Pemikiran untuk membangun kaum wong cilik dalam diri
Sastrodarsono didasari oleh tokoh
Mas Martoatmodjo yang beranggapan bahwa priyayi seharusnya memajukan masyarakat, “bukan priyayi yang di kemudian hari kepingin jadi raja kecil yang
sewenang-wenang terhadap wong cilik.”
Mas Martoatmodjo selalu mengikuti perkembangan gerakan priyayi dengan membaca
Medan Priyayi, mingguan yang memuat artikel-artikel perlawanan terhadap
kolonialisme, seperti Multatuli, dan kritikan bagi pejabat yang korup. Banyak
priyayi yang tidak berani mengikuti jejak Mas Martoatmodjo karena takut
kehilangan status dan kemapanan
.“Mereka
takut dengan bacaan seperti ini. Mereka takut kehilangan pekerjaan mereka”(hal
57). Kemunculan pemikiran ini adalah suatu bentuk
reformasi idealisme priyayi yang terkesan pasif dan individualities
menjadi dinamis.
Lantip adalah gambaran Umar Kayam akan priyayi
sejati. Lantip menggambarkan seorang priyayi sebagai seorang yang memiliki
semangat “pengabdian kepada masyarakat
banyak, terutama kepada wong cilik, tanpa pamrih kecuali berhasilnya pengabdian
itu sendiri” dan “warna semangat kerakyatan”(hal 306). Pentingnya
intelektualitas
semakin disadari oleh kaum wong cilik
karena dengannya mereka mendapat kesempatan untuk menjadi priyayi,
dengan bantuan kaum priyayi. “Jangan hanya puas jadi petani, Le. Kalian
harus menjadi priyayi.”(hal
30) Status priyayi berarti
kehormatan, pangkat dan kemapanan hidup secara ekonomi. Menjadi priyayi adalah
impian hidup keluarga Atmokasan, namun untuk mencapai tujuan itu
pendidikan menjadi modal dasar. “Kalian harus sekolah”(hal 30). Dengan memiliki pendidikan mereka akan diperhatikan oleh pemerintah dan dapat menduduki suatu jabatan. Ndoro Seten berperan dalam proses ini sebagai pembuka jalan, Sastrodarsono “… dicarikan jalan lewat Ndoro Wedono dan para Priyagung di Madiun untuk dapat diterima magang menjadi guru
bantu.”(hal 31) Sastrodarsono melakukan proses yang sama dengan
mengangkat Lantip untuk menjadi priyayi .

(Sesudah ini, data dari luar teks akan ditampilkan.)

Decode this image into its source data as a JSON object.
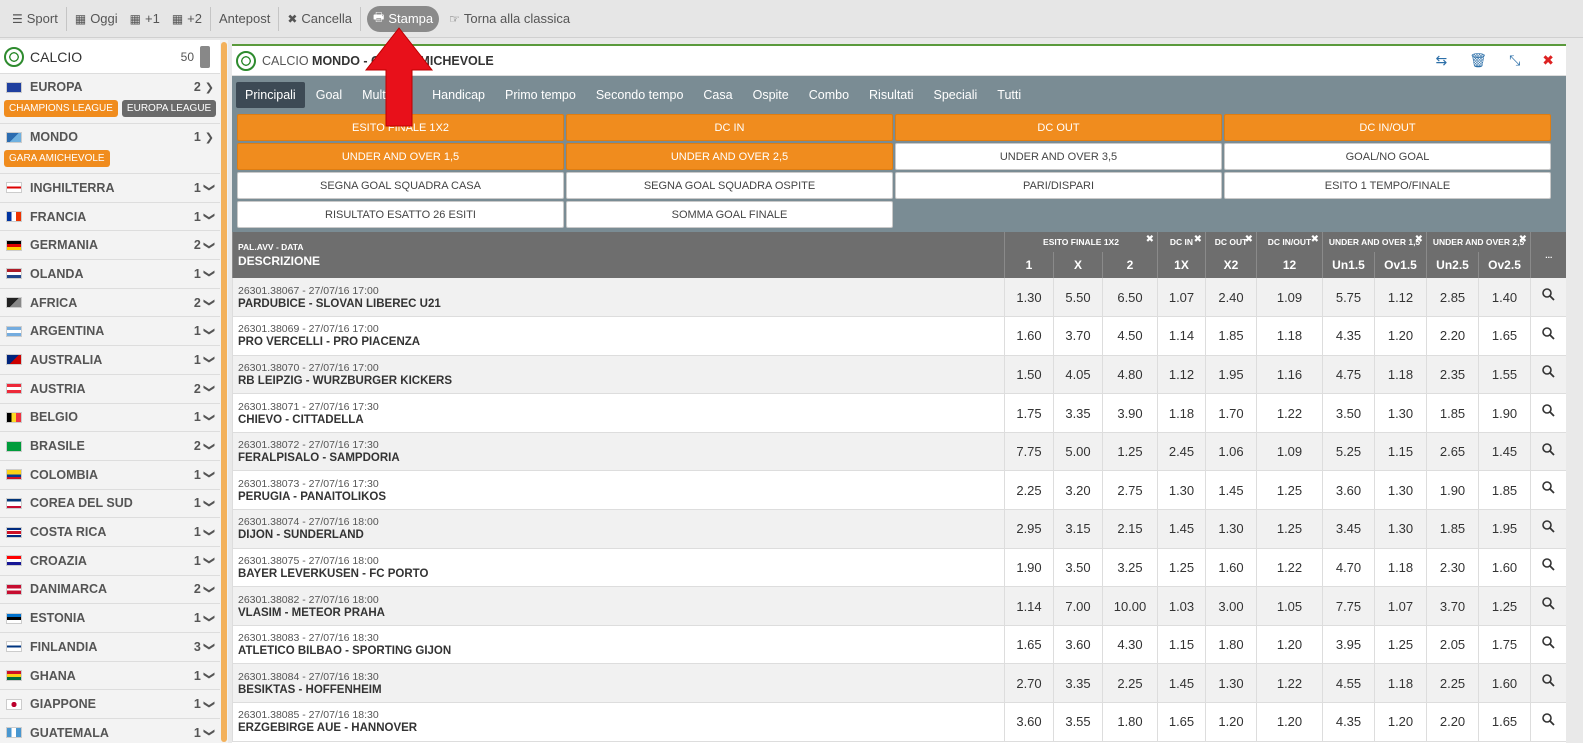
{
  "toolbar": {
    "items": [
      {
        "icon": "hamburger-icon",
        "label": "Sport"
      },
      {
        "icon": "calendar-icon",
        "label": "Oggi"
      },
      {
        "icon": "calendar-icon",
        "label": "+1"
      },
      {
        "icon": "calendar-icon",
        "label": "+2"
      },
      {
        "icon": "",
        "label": "Antepost"
      },
      {
        "icon": "cross-icon",
        "label": "Cancella"
      },
      {
        "icon": "print-icon",
        "label": "Stampa"
      },
      {
        "icon": "hand-point-icon",
        "label": "Torna alla classica"
      }
    ]
  },
  "sidebar": {
    "title": "CALCIO",
    "count": "50",
    "europa": {
      "name": "EUROPA",
      "count": "2",
      "tags": [
        "CHAMPIONS LEAGUE",
        "EUROPA LEAGUE"
      ]
    },
    "mondo": {
      "name": "MONDO",
      "count": "1",
      "tags": [
        "GARA AMICHEVOLE"
      ]
    },
    "countries": [
      {
        "name": "INGHILTERRA",
        "count": "1"
      },
      {
        "name": "FRANCIA",
        "count": "1"
      },
      {
        "name": "GERMANIA",
        "count": "2"
      },
      {
        "name": "OLANDA",
        "count": "1"
      },
      {
        "name": "AFRICA",
        "count": "2"
      },
      {
        "name": "ARGENTINA",
        "count": "1"
      },
      {
        "name": "AUSTRALIA",
        "count": "1"
      },
      {
        "name": "AUSTRIA",
        "count": "2"
      },
      {
        "name": "BELGIO",
        "count": "1"
      },
      {
        "name": "BRASILE",
        "count": "2"
      },
      {
        "name": "COLOMBIA",
        "count": "1"
      },
      {
        "name": "COREA DEL SUD",
        "count": "1"
      },
      {
        "name": "COSTA RICA",
        "count": "1"
      },
      {
        "name": "CROAZIA",
        "count": "1"
      },
      {
        "name": "DANIMARCA",
        "count": "2"
      },
      {
        "name": "ESTONIA",
        "count": "1"
      },
      {
        "name": "FINLANDIA",
        "count": "3"
      },
      {
        "name": "GHANA",
        "count": "1"
      },
      {
        "name": "GIAPPONE",
        "count": "1"
      },
      {
        "name": "GUATEMALA",
        "count": "1"
      }
    ]
  },
  "main": {
    "title_prefix": "CALCIO",
    "title_bold": "MONDO - GARA AMICHEVOLE",
    "tabs": [
      "Principali",
      "Goal",
      "Multigoal",
      "Handicap",
      "Primo tempo",
      "Secondo tempo",
      "Casa",
      "Ospite",
      "Combo",
      "Risultati",
      "Speciali",
      "Tutti"
    ],
    "markets": [
      {
        "label": "ESITO FINALE 1X2",
        "on": true
      },
      {
        "label": "DC IN",
        "on": true
      },
      {
        "label": "DC OUT",
        "on": true
      },
      {
        "label": "DC IN/OUT",
        "on": true
      },
      {
        "label": "UNDER AND OVER 1,5",
        "on": true
      },
      {
        "label": "UNDER AND OVER 2,5",
        "on": true
      },
      {
        "label": "UNDER AND OVER 3,5",
        "on": false
      },
      {
        "label": "GOAL/NO GOAL",
        "on": false
      },
      {
        "label": "SEGNA GOAL SQUADRA CASA",
        "on": false
      },
      {
        "label": "SEGNA GOAL SQUADRA OSPITE",
        "on": false
      },
      {
        "label": "PARI/DISPARI",
        "on": false
      },
      {
        "label": "ESITO 1 TEMPO/FINALE",
        "on": false
      },
      {
        "label": "RISULTATO ESATTO 26 ESITI",
        "on": false
      },
      {
        "label": "SOMMA GOAL FINALE",
        "on": false
      }
    ]
  },
  "table": {
    "desc_sub": "PAL.AVV - DATA",
    "desc_main": "DESCRIZIONE",
    "groups": [
      "ESITO FINALE 1X2",
      "DC IN",
      "DC OUT",
      "DC IN/OUT",
      "UNDER AND OVER 1,5",
      "UNDER AND OVER 2,5"
    ],
    "group_close": "✖",
    "more": "...",
    "cols": [
      "1",
      "X",
      "2",
      "1X",
      "X2",
      "12",
      "Un1.5",
      "Ov1.5",
      "Un2.5",
      "Ov2.5"
    ],
    "rows": [
      {
        "code": "26301.38067 - 27/07/16 17:00",
        "event": "PARDUBICE - SLOVAN LIBEREC U21",
        "odds": [
          "1.30",
          "5.50",
          "6.50",
          "1.07",
          "2.40",
          "1.09",
          "5.75",
          "1.12",
          "2.85",
          "1.40"
        ]
      },
      {
        "code": "26301.38069 - 27/07/16 17:00",
        "event": "PRO VERCELLI - PRO PIACENZA",
        "odds": [
          "1.60",
          "3.70",
          "4.50",
          "1.14",
          "1.85",
          "1.18",
          "4.35",
          "1.20",
          "2.20",
          "1.65"
        ]
      },
      {
        "code": "26301.38070 - 27/07/16 17:00",
        "event": "RB LEIPZIG - WURZBURGER KICKERS",
        "odds": [
          "1.50",
          "4.05",
          "4.80",
          "1.12",
          "1.95",
          "1.16",
          "4.75",
          "1.18",
          "2.35",
          "1.55"
        ]
      },
      {
        "code": "26301.38071 - 27/07/16 17:30",
        "event": "CHIEVO - CITTADELLA",
        "odds": [
          "1.75",
          "3.35",
          "3.90",
          "1.18",
          "1.70",
          "1.22",
          "3.50",
          "1.30",
          "1.85",
          "1.90"
        ]
      },
      {
        "code": "26301.38072 - 27/07/16 17:30",
        "event": "FERALPISALO - SAMPDORIA",
        "odds": [
          "7.75",
          "5.00",
          "1.25",
          "2.45",
          "1.06",
          "1.09",
          "5.25",
          "1.15",
          "2.65",
          "1.45"
        ]
      },
      {
        "code": "26301.38073 - 27/07/16 17:30",
        "event": "PERUGIA - PANAITOLIKOS",
        "odds": [
          "2.25",
          "3.20",
          "2.75",
          "1.30",
          "1.45",
          "1.25",
          "3.60",
          "1.30",
          "1.90",
          "1.85"
        ]
      },
      {
        "code": "26301.38074 - 27/07/16 18:00",
        "event": "DIJON - SUNDERLAND",
        "odds": [
          "2.95",
          "3.15",
          "2.15",
          "1.45",
          "1.30",
          "1.25",
          "3.45",
          "1.30",
          "1.85",
          "1.95"
        ]
      },
      {
        "code": "26301.38075 - 27/07/16 18:00",
        "event": "BAYER LEVERKUSEN - FC PORTO",
        "odds": [
          "1.90",
          "3.50",
          "3.25",
          "1.25",
          "1.60",
          "1.22",
          "4.70",
          "1.18",
          "2.30",
          "1.60"
        ]
      },
      {
        "code": "26301.38082 - 27/07/16 18:00",
        "event": "VLASIM - METEOR PRAHA",
        "odds": [
          "1.14",
          "7.00",
          "10.00",
          "1.03",
          "3.00",
          "1.05",
          "7.75",
          "1.07",
          "3.70",
          "1.25"
        ]
      },
      {
        "code": "26301.38083 - 27/07/16 18:30",
        "event": "ATLETICO BILBAO - SPORTING GIJON",
        "odds": [
          "1.65",
          "3.60",
          "4.30",
          "1.15",
          "1.80",
          "1.20",
          "3.95",
          "1.25",
          "2.05",
          "1.75"
        ]
      },
      {
        "code": "26301.38084 - 27/07/16 18:30",
        "event": "BESIKTAS - HOFFENHEIM",
        "odds": [
          "2.70",
          "3.35",
          "2.25",
          "1.45",
          "1.30",
          "1.22",
          "4.55",
          "1.18",
          "2.25",
          "1.60"
        ]
      },
      {
        "code": "26301.38085 - 27/07/16 18:30",
        "event": "ERZGEBIRGE AUE - HANNOVER",
        "odds": [
          "3.60",
          "3.55",
          "1.80",
          "1.65",
          "1.20",
          "1.20",
          "4.35",
          "1.20",
          "2.20",
          "1.65"
        ]
      }
    ]
  },
  "colors": {
    "accent": "#f08c1e",
    "header": "#6e6e6e",
    "tabbar": "#7a8c94",
    "arrow": "#e8101a"
  }
}
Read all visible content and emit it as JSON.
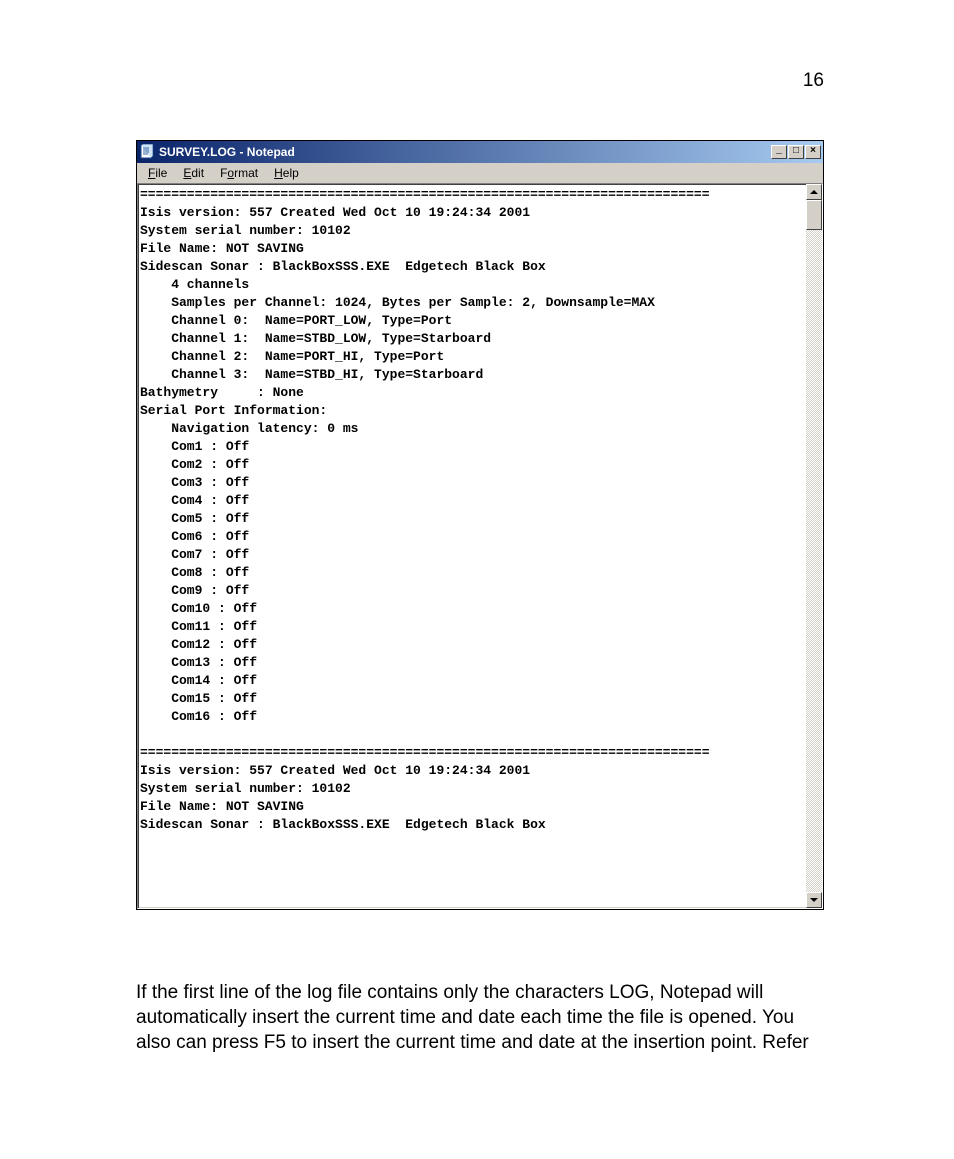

Tokoh Lantip sendiri cukup sulit untuk
dikategorikan ke dalam kelas-kelas dalam trikotomi masyarakat Jawa. Ia memiliki
pengertian yang sangat baik akan kehidupan priyayi, dan ia bersikap bagaikan
seorang priyayi. Apalagi, ia juga berpendidikan. Tetapi, ia bukanlah keturunan
priyayi, malahan ia adalah anak haram dari kaum abangan Umar Kayam berpikiran
bahwa hal etiket bahasa yang sangat mengikat dan kaku seperti itu tidaklah
sepenuhnya benar. Sekali lagi, terdapat beberapa pengecualian. Lewat karakter
ayah Sastrodarsono, Umar Kayam kembali memberikan tambahan pada teori Geertz.
Ayah Sastrodarsono, yang hanya seorang petani desa, dapat berbahasa menggunakan
dialek krama inggil, dialek para
priyayi dan kaum intelek. Ia menggunakan krama
inggil saat berbicara dengan Ndoro
Seten. Hal yang sebaliknya terjadi pada Sastrodarsono, yang diceritakan sering
meluapkan emosinya ketika kalah di meja kesukan.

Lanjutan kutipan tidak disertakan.